News 05th Nov 2021

A dangerous week for our democracy

For those of us who take a view that integrity and high standards are important among the people who run our country, this week has been a real roller coaster.

What started as potentially good news with the release of the ‘Standards Matter 2’ report and its roadmap to improve integrity almost ended up with just the reverse - a complete standards vacuum.

How did we get here?

Led by a former head of MI5, the Committee on Standards in Public Life (CSPL) and its year-long review delivered a highly credible plan to improve integrity and standards among the office holders at the heart of government in the form of 34 detailed recommendations for reform.

In particular, the committee was concerned that oversight of ministerial behaviour lagged behind arrangements for MPs, that rules on business appointments for former ministers were weak, that public appointments needed protecting from political interference and that lobbying of government remains far too opaque. The committee took the view that, in many cases, new laws were now needed to strengthen the system.

The government responded with a now increasingly familiar form of words: the recommendations would be responded to ‘in due course’. Given the breadth of the CSPL’s charge sheet, the lack of urgency was troubling.

That was Monday. By Wednesday, the mood had transformed. MPs on the government benches were suddenly demanding an urgent ‘overhaul of standards arrangements’ after all. Yet their motivation had nothing to do with the CSPL’s concerns, rather the arrangements for overseeing MPs’ behaviour. Even more surprising, the matter was brought to the house by the government itself, on the same day that MPs were due to vote on whether to suspend former Conservative minister Owen Paterson for repeated and ‘egregious’ breaches of lobbying rules. The sanction was brought by the Standards Commissioner, a cross-party group of MPs and lay members of the Commons Standards and Privileges Committee.

MPs have long drawn the line at elected representatives advocating in return for cash. But to do so requires them to have the stomach to punish rule-breakers among their own. Instead, Wednesday saw the Prime Minister mobilise a bungled defence of an MP found guilty of egregious wrongdoing – using the cover of a suddenly urgent need to scrap and reform the process by which he was found guilty.

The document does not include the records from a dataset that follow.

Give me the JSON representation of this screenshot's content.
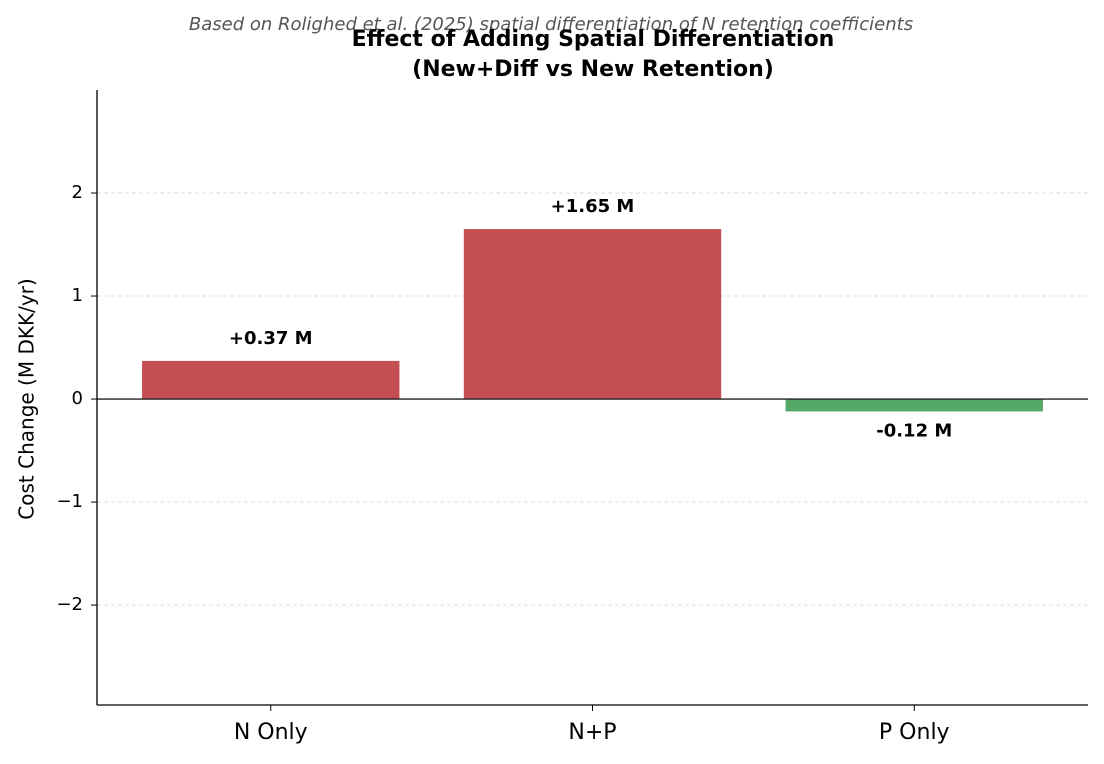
{
  "chart_data": {
    "type": "bar",
    "subtitle": "Based on Rolighed et al. (2025) spatial differentiation of N retention coefficients",
    "title": [
      "Effect of Adding Spatial Differentiation",
      "(New+Diff vs New Retention)"
    ],
    "y_label": "Cost Change (M DKK/yr)",
    "categories": [
      "N Only",
      "N+P",
      "P Only"
    ],
    "values": [
      0.37,
      1.65,
      -0.12
    ],
    "value_labels": [
      "+0.37 M",
      "+1.65 M",
      "-0.12 M"
    ],
    "colors": [
      "#c44e52",
      "#c44e52",
      "#55a868"
    ],
    "ylim": [
      -2.97,
      3.0
    ],
    "yticks": [
      {
        "value": -2,
        "label": "−2"
      },
      {
        "value": -1,
        "label": "−1"
      },
      0,
      1,
      2
    ],
    "grid": true
  }
}
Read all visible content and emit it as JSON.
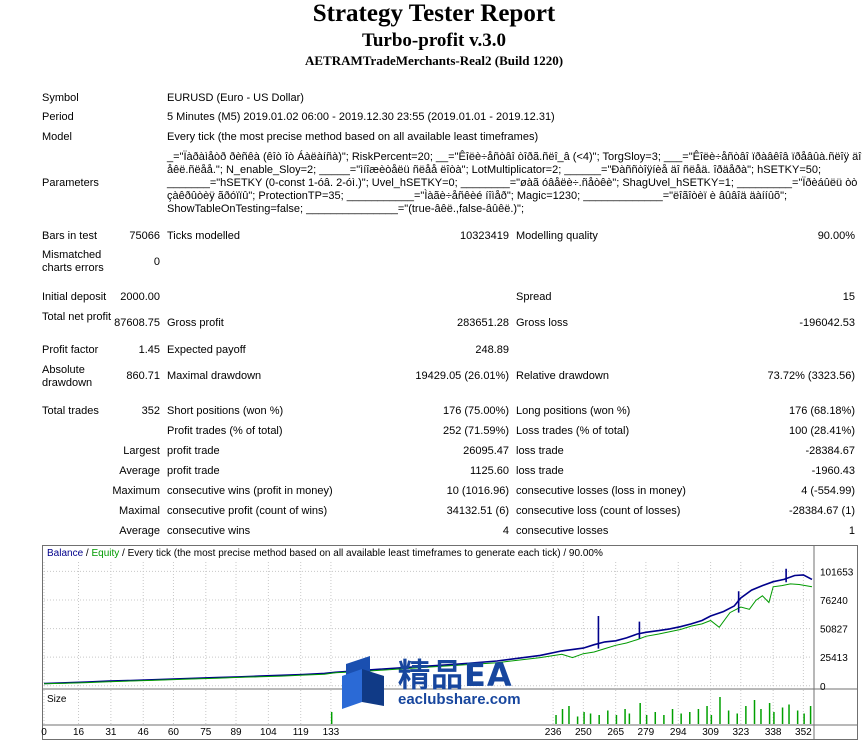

The sequencing and optics of all of this couldn’t have been worse: independent, evidence-based reforms to ensure ministerial behaviour is better policed get placed in the ‘in due course’ tray. Government initiated reforms to retrospectively shield a former minister from sanction are treated as ‘urgent’.

By Thursday we’d had what some commentators have described as a ‘full-fat U-turn’ in the wake of a significant backlash and the refusal of opposition parties to cooperate with the government’s process for ‘reform’.

Many have compared the events of recent days to the ‘Cash for Questions’ sleaze scandal of the 1990s. Yet there is a profoundly important difference between the 90s and today.

A quarter of a century ago, then Prime Minister John Major and his party leadership were explicit in denouncing the poor behaviour of a small number of MPs and responded by setting out to strengthen the oversight of standards. This week, the current Prime Minister did the opposite by whipping a vote to prevent an MP found to have broken the rules from being sanctioned for his conduct.

The attempt to overturn due process by a force of strength in the division lobby has set a grim new precedent. Research commissioned for the CSPL’s review had already found the public think “politicians often rely and fall back on their social standing to get themselves out of trouble in a way that ordinary members of the public cannot”. The government’s approach this week will only fuel that perception.

We end the week with our democracy not quite diminished, but certainly endangered by the gravity of these events. So where do we go from here?

The Commissioner, along with the Committee on Standards and Privileges must be allowed to continue to discharge their duties in the normal way without interference or ‘invitations’ for the Commissioner to resign. Specifically, the pipeline of investigations into alleged misconduct by other MPs must continue unabated.

We at Transparency International UK would welcome a constructive and dispassionate review of the standards regime for MPs at an appropriate time, or ‘in due course’ to borrow a phrase. Amidst the furore across the political spectrum this week, valid concerns worthy of further consideration have been raised. Yet the initiation of any such review should never lead to the immediate suspension of existing arrangements, and potentially a standards vacuum, as so nearly happened.

It is worth going back to where the week began: the Committee on Standards in Public Life calling for reform in four areas of concern for standards and integrity. The arrangements for oversight of MPs were not on that list as other areas clearly require more urgent attention.

The committee’s now aptly timed report provides a blueprint on how to nip all of this in the bud. Many of their recommendations could be implemented at speed. Ultimately, nothing short of accepting all 34 recommendations in full and immediately will help assuage the damage caused this week.